Mendengarkannya, kami yang sehari-hari mengenyam ilmu syar’i merasa tertantang untuk turut berpartispasi. Setelah rapat membentuk kepanitiaan, membuat konsep kerja, menata mekanisme penggalangan dana, dan survey lokasi akhirnya kami pulang. Dengan berbekal proposal, teman-teman yang di sekitaran Jawa Tengah pulang untuk menggalang dana dan pengumpulan buku-buku Islami.

Beberapa hari kemudian kami kembali bertemu di pondok. Ternyata cukup banyak dana yang terhimpun, ditambah dua karton buku-buku dan majalah karena beberapa Asatidzah kami memiliki penerbit sekaligus sebagai distributor buku. Oh iya, termasuk Majalah Ar-Risalah. Kami segera bermusyawarah seputar pemberangkatan dan schedule di tempat tujuan.

Singkat cerita, alhamdulillah, setelah kurang lebih empat jam long march dan bertungkus lumus mendaki tebing menyusuri terjalnya jalan setapak, kami yang berjumlah 19 santri sampai juga di kampung yang dituju. Rombongan dipecah menjadi dua thaifah (pakai regu saja ya biar familiar).

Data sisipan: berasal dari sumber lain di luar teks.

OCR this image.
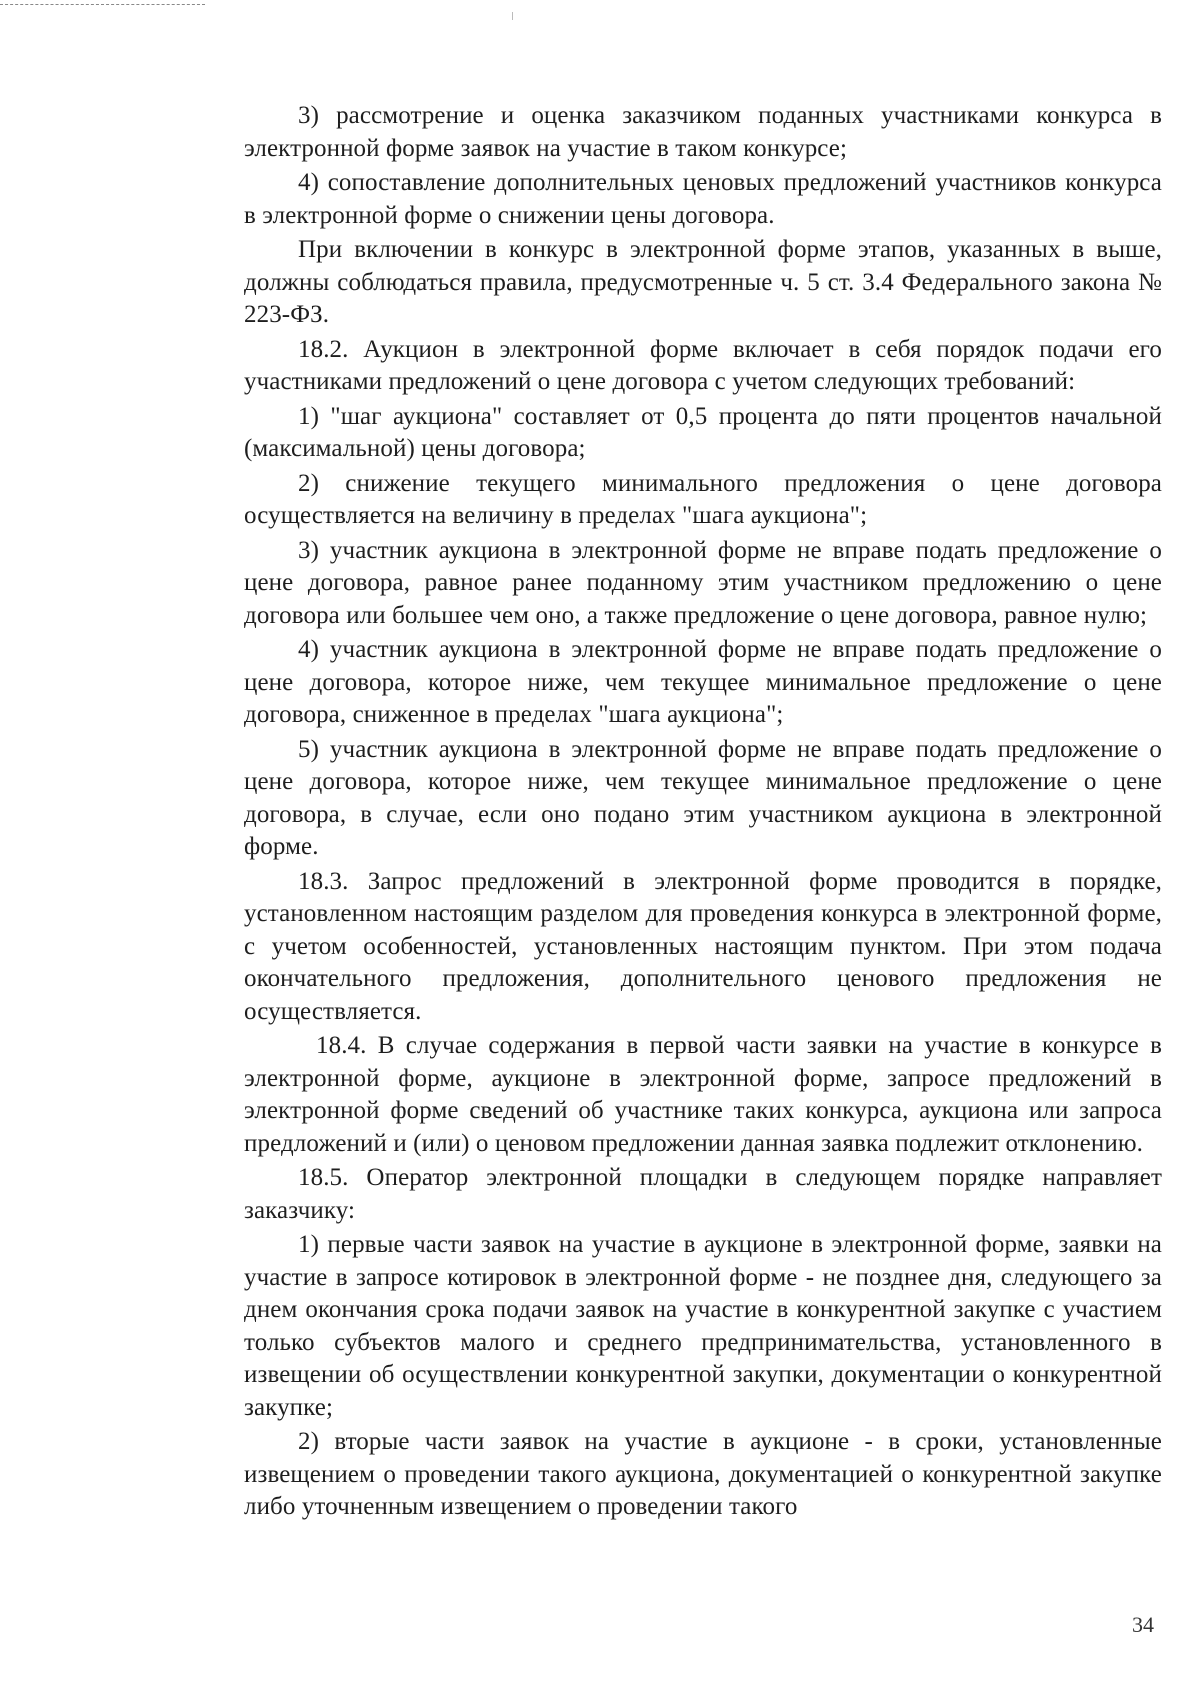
3) рассмотрение и оценка заказчиком поданных участниками конкурса в электронной форме заявок на участие в таком конкурсе;

4) сопоставление дополнительных ценовых предложений участников конкурса в электронной форме о снижении цены договора.

При включении в конкурс в электронной форме этапов, указанных в выше, должны соблюдаться правила, предусмотренные ч. 5 ст. 3.4 Федерального закона № 223-ФЗ.

18.2. Аукцион в электронной форме включает в себя порядок подачи его участниками предложений о цене договора с учетом следующих требований:

1) "шаг аукциона" составляет от 0,5 процента до пяти процентов начальной (максимальной) цены договора;

2) снижение текущего минимального предложения о цене договора осуществляется на величину в пределах "шага аукциона";

3) участник аукциона в электронной форме не вправе подать предложение о цене договора, равное ранее поданному этим участником предложению о цене договора или большее чем оно, а также предложение о цене договора, равное нулю;

4) участник аукциона в электронной форме не вправе подать предложение о цене договора, которое ниже, чем текущее минимальное предложение о цене договора, сниженное в пределах "шага аукциона";

5) участник аукциона в электронной форме не вправе подать предложение о цене договора, которое ниже, чем текущее минимальное предложение о цене договора, в случае, если оно подано этим участником аукциона в электронной форме.

18.3. Запрос предложений в электронной форме проводится в порядке, установленном настоящим разделом для проведения конкурса в электронной форме, с учетом особенностей, установленных настоящим пунктом. При этом подача окончательного предложения, дополнительного ценового предложения не осуществляется.

18.4. В случае содержания в первой части заявки на участие в конкурсе в электронной форме, аукционе в электронной форме, запросе предложений в электронной форме сведений об участнике таких конкурса, аукциона или запроса предложений и (или) о ценовом предложении данная заявка подлежит отклонению.

18.5. Оператор электронной площадки в следующем порядке направляет заказчику:

1) первые части заявок на участие в аукционе в электронной форме, заявки на участие в запросе котировок в электронной форме - не позднее дня, следующего за днем окончания срока подачи заявок на участие в конкурентной закупке с участием только субъектов малого и среднего предпринимательства, установленного в извещении об осуществлении конкурентной закупки, документации о конкурентной закупке;

2) вторые части заявок на участие в аукционе - в сроки, установленные извещением о проведении такого аукциона, документацией о конкурентной закупке либо уточненным извещением о проведении такого

34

Regu satu adalah Abdullah, Surya, Fahmi, Ziyad, Subhan, Abdul Haq, Zainudin, Dzulfikar dan saya menempati dusun atas. Sedangkan regu dua dikepalai oleh Irfan Zain, Fida’, Fatih, Faqih, Hamzah, Rosyid, Hafidzusalam, Syarif Hidayatullah. Menyusul Faiz keesokan harinya karena kondisi fisik yang sakit-sakitan dia menyusul dengan diantar motor.

Hari itu juga kami mulai bekerja. Regu bawah langsung membangun MCK dan tempat wudhu. Maklum di situ ada Hamzah yang jago nukang. Kami mengadakan tabligh akbar, penyuluhan terapi gondok, pasar murah dan pensil yakni perlombaan Islami. Puncaknya adalah saat pembagian hadiah, Faiz datang membawa banyak permen dan beragam makanan ringan yang langsung diserbu anak-anak.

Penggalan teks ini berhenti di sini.